The supervisors voted in 1990 to begin construction of a replacement. The 1994 Northridge earthquake forced the permanent closure of a 166-bed psychiatric unit and led to new state seismic standards for hospitals that would require structural upgrades of the massive main building. After the County-USC Medical Center, now called Los Angeles General Medical Center, opened nearby, General Hospital closed on Nov. 7, 2008.
Only its lower four stories remain in use; today, they house a community wellness center, research teams and training programs.
For years, county officials tossed around ideas for repurposing the building. Nothing came of the talk until 2018, when the supervisors approved Solis’ motion for a feasibility study on converting the hospital to housing. Broadly defining community-oriented goals, she said the reborn building should complement the existing health services and focus on the most vulnerable population by providing recuperative care, housing, jobs and wraparound services.
The county hired AECOM, a national infrastructure analysis firm, to produce market studies and analyze the building’s structural integrity.
Solis created an oversight group, the Health Innovation Community Partnership, which gathered leaders of nonprofits, businesses and resident associations from downtown to El Sereno to review the evolving plans.
Meanwhile, the county began development of what it called the Restorative Care Village on the northern portion of the property, with 64 beds for residential mental healthcare and contracting with a developer for 300 units of affordable housing and housing for the homeless. It also demolished the former Women’s and Children’s Hospital, where additional mental health and medical recovery facilities, as well as a job development center, are slated.
In its proposal, Primestor said it aspired to “bring about the return of the Los Angeles County General Hospital as a symbol of well-being at the center of an active community.”
While offering options, the proposal lists specific targets: 885 housing units, of which 30% would be affordable; 145,000 square feet of commercial medical, lab and office space; 168,000 square feet of retail space, plus a grocery store, library, sports courts, daycare center and community garden.
“All of this is about what is possible,” Sneider said. “Our proposal is about a process and an approach that recognizes community as priority. We need and will embark on an extensive community feedback and interaction to land at what the community wants/needs and what is viable.”
The project is expected to provide 2,500 short-term construction jobs and 1,200 permanent jobs, with at least 30% being local workers. A timeline indicates that it could be completed by the end of 2027.
The opportunity to take on a Los Angeles landmark appeared to spark considerable interest when development firms sent more than 100 consultants to a mandatory walk-through in March. Ultimately, only two teams submitted bids to the county’s Department of Economic Opportunity in January.
The other bid was submitted by a team headed by Lincoln Property Company and Soboroff Partners, whose managing partner Steve Soboroff is a Los Angeles police commissioner and was a key member of the team that developed Playa Vista in West L.A.

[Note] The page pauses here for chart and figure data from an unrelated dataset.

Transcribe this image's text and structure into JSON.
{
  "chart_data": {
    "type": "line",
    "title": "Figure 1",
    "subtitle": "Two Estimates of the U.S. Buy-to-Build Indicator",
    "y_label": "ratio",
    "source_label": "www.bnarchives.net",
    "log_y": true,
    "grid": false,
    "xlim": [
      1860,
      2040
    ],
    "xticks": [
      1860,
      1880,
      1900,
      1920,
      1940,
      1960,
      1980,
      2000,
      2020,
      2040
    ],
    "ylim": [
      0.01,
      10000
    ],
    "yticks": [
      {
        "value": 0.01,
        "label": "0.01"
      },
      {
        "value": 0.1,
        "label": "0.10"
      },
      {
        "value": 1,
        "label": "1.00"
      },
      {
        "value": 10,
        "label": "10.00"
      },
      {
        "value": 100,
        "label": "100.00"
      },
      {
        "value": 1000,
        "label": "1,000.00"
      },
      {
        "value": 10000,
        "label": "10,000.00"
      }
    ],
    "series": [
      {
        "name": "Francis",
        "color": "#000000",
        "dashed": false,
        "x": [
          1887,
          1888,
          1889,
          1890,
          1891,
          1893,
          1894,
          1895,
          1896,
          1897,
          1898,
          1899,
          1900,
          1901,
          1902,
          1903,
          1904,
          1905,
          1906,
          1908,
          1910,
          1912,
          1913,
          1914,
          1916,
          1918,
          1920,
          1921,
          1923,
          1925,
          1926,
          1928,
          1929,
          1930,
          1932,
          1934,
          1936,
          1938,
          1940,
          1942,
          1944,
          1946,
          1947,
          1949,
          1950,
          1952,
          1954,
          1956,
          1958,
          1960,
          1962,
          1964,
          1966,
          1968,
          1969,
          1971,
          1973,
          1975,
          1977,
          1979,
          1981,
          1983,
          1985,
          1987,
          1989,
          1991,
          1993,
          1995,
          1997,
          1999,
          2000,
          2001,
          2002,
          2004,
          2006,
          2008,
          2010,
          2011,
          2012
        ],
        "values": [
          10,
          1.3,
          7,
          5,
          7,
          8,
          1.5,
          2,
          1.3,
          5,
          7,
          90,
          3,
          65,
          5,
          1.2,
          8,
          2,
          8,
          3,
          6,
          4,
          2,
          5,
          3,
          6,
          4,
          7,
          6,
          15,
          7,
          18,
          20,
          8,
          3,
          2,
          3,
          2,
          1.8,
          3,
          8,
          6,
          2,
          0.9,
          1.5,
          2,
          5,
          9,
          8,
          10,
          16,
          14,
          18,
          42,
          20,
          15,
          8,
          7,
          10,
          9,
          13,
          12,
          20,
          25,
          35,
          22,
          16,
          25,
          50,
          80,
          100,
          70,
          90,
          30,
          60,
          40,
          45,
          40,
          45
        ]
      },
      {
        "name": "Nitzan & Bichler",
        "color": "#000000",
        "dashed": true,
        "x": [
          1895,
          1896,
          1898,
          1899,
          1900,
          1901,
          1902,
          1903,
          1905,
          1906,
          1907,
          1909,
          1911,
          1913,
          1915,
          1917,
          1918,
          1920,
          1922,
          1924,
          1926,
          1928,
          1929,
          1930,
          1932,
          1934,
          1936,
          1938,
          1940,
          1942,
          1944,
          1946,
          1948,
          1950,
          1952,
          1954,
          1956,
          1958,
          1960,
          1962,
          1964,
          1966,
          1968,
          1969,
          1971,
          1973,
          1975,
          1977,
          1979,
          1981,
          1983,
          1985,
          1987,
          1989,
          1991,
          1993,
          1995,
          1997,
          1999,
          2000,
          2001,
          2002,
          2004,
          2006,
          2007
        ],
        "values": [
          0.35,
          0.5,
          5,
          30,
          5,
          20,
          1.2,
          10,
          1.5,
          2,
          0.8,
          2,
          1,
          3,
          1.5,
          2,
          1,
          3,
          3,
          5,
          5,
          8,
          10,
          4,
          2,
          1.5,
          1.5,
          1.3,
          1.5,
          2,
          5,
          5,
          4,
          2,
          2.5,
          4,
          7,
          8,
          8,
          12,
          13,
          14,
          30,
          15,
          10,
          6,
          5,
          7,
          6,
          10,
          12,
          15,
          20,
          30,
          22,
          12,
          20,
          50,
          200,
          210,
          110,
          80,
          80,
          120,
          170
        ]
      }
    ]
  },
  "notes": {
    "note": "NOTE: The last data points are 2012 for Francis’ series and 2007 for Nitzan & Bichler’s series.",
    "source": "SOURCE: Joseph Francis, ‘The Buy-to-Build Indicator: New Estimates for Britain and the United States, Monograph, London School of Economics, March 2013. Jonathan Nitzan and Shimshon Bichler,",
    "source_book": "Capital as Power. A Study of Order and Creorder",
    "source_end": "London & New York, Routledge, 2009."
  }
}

The Lincoln/Soboroff team’s 138-page proposal was similar in many respects but envisioned a longer timeline, with completion of the project in phases over the next 15 years, starting with the hospital refurbishing in 2031.
“It is a critically important and wonderful project,” Soboroff said. “Our team, although highly qualified and excited about the project, didn’t win, but we wish these guys all the success to do it as soon as they possibly can.”
Soboroff said the project could do for the Eastside what Staples Center did for downtown and Playa Vista did for the Westside.
“It’s that exciting a project,” he said.